Doug's cold-blooded logic was more than I could take: "SHUT UP!!" I yelled at the top of my lungs. It must have taken Doug by surprise, since he stopped his monologue abruptly, frowned for a moment, and then smiled broadly.
"Very good, Danny! Sounds like someone's been doing assertiveness training! If my eyes didn't tell me otherwise, I'd say you've grown up since we broke up!"
I may have been small, but Doug's smug, "Aren't I witty?" remarks filled me a growing sense of disgust, rage, and courage.
"Yeah, you're a big, big man now, aren't you Doug?!" I said defiantly. "It's easy to bully Matthew and me when you're so much bigger than us."
"You've got THAT right!" Doug said shamelessly, with a shit-eating grin.
"Yeah....well....Well, it's time now for you to keep your promise...."
"Eh? What was that?" Doug said, pantomiming deafness.

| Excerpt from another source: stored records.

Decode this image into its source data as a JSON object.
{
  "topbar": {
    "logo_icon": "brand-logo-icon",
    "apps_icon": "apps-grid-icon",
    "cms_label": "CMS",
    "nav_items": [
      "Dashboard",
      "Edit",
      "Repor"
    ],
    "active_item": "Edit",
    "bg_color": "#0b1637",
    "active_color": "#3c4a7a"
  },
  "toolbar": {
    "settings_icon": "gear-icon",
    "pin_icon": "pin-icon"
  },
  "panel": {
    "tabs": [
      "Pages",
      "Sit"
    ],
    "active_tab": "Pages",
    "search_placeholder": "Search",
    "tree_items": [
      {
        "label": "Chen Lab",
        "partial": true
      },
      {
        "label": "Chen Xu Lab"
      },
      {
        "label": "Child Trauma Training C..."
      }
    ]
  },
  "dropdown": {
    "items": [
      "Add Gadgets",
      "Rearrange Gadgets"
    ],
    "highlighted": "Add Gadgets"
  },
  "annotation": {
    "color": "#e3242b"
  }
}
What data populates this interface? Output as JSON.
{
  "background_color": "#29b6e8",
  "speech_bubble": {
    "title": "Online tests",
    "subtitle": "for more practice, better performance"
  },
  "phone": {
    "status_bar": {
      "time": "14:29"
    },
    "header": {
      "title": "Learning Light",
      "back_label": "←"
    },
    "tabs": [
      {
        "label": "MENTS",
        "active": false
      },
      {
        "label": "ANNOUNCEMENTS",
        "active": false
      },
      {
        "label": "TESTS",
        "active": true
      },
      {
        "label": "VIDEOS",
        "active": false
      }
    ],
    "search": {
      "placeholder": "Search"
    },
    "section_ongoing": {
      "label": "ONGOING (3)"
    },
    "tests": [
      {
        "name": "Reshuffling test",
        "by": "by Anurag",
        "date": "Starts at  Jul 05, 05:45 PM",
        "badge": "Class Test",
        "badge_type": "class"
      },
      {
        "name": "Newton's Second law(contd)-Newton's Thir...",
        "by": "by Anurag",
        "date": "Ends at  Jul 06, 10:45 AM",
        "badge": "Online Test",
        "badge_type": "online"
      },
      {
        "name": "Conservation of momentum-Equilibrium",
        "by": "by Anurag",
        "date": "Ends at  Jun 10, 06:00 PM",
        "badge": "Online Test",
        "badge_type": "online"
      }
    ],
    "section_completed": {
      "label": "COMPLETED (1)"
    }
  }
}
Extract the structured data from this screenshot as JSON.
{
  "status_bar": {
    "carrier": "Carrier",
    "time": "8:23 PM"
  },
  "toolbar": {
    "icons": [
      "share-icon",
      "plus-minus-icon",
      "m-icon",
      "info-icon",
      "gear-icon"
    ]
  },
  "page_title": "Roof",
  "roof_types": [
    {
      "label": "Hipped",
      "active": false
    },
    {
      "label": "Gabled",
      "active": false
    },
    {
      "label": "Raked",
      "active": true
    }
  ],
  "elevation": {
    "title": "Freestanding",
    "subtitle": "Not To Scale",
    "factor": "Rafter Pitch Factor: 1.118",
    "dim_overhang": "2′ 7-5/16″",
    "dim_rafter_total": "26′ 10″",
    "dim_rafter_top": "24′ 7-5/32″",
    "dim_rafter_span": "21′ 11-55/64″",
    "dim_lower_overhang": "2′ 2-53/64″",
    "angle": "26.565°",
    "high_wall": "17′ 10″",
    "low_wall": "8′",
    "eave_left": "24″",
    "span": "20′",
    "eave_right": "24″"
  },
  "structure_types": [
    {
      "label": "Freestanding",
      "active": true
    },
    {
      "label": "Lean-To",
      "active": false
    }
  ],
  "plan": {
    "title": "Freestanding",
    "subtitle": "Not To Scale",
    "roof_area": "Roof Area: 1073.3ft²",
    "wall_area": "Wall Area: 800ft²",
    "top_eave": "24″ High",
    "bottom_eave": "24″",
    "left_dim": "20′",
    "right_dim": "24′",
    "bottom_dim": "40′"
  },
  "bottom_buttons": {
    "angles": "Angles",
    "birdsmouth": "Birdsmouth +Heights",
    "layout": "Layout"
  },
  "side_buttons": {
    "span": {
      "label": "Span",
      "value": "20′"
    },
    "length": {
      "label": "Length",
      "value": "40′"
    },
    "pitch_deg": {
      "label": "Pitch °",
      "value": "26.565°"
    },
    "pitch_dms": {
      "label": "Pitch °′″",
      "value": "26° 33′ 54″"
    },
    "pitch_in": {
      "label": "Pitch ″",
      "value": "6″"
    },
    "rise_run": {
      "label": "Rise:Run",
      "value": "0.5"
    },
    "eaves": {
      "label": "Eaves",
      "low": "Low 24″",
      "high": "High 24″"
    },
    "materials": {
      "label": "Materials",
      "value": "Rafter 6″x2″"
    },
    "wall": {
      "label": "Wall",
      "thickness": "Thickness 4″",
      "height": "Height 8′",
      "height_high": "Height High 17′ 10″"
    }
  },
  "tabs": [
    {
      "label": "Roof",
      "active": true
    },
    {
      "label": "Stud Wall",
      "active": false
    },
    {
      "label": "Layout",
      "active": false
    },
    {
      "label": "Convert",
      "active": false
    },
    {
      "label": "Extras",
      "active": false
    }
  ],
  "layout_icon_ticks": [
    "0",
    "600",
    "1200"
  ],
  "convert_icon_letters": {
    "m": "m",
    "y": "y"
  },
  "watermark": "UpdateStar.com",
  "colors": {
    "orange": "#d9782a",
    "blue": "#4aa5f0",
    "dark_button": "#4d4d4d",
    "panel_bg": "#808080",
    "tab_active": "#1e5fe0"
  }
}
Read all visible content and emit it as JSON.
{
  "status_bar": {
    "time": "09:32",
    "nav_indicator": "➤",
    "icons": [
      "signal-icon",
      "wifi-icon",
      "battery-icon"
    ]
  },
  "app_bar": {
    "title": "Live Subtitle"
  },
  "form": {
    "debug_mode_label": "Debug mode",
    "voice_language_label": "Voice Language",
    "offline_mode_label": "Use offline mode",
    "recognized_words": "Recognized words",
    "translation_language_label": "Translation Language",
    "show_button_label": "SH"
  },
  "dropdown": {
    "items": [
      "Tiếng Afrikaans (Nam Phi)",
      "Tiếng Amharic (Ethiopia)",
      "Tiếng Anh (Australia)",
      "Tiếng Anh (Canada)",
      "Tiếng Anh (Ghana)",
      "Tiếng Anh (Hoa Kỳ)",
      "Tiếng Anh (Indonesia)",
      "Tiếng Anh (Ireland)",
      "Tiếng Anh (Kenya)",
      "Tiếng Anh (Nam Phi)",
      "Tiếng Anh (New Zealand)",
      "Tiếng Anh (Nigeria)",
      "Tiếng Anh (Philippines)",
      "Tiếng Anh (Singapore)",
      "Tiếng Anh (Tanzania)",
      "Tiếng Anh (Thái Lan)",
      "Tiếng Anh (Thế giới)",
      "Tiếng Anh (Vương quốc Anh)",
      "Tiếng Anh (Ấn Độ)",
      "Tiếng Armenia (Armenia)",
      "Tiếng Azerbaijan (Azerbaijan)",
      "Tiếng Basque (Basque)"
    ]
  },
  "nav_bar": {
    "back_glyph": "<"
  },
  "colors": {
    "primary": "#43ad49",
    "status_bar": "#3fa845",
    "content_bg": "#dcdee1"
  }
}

"I said it's time for you to keep your promise!" I said more loudly and firmly.
"Sorry, can't hear you," Doug said, leaning over and cupping his right hand over his right ear mockingly -- as if he was making a sincere effort to hear. He began laughing aloud at his great 'joke.'
When Doug?s ear was just inches away -- I screamed at the top of my lungs: "KEEP YOUR GOD-DAMN PROMISE!!!"
The volume and pitch of my voice made Doug wince, and he stood up quickly to his full 50-foot-plus height, crossed his arms, and glowered down menacingly at Matthew and me for several seconds, before smiling malevolently again.
"Promise you say? And what promise might that be?"
"You promised to grow Matthew back!"
"I did WHAT?"
"You promised to grow Matthew back!" I repeated, fists and teeth clenched, seething with rage.
"I most certainly did NOT!"
"You did too! I said you could shrink me down if you...." I stopped mid-sentence. My heart seemed to plummet to my feet when I heard in my memory -- and my ears -- the exact words I'd used, repeated now ever-so-obligingly by Doug:
""...if you would let Matthew go." That's what you said, Danny boy. You -- and I -- said nothing about restoring his size."
"DAMN YOU!! You, you...HAVE TO!" I screamed up at Doug. If he'd been anywhere near my size, I'm sure I could, and would, have killed Doug. As it was, Matthew had to use his full strength to restrain me from running up to Doug and pouncing like a micro-madman on his foot. "Danny, stop....STOP!... It's useless...no use fighting...Maybe if we do what he sa...."
"Yeah, that's right, Danny," Doug interrupted. "Listen to that cute little -- and I mean VERY little -- boyfriend of yours."
"I will let Matthew go, if..." Doug smiled broadly, pausing for dramatic effect before his, literally, captive audience.
"IF WHAT?!" I screamed. "I'VE HAD IT WITH YOUR SILLY GAMES!"
"Really? Well, that's a shame, because the fun is just beginning!"
"TELL ME...tell me...just tell me..." Overcome with emotion, I collapsed in a heap of frustrated, impotent rage.
"That's good....Sit down...Be quiet..." Doug said, almost gently. "Conserve your energy, Danny..." And then suddenly Doug was laughing again. "YOU'LL CERTAINLY NEED IT!."
Matthew and I looked at each other and then up at Doug, speechless. What did that deranged madman-ex-boyfriend have in mind?
And, as if in answer, Doug dropped his pants, slipped his hand down into his briefs, pulled out his semi-erect cock, and started stroking it....saying nothing, but staring at Matthew and me all the while.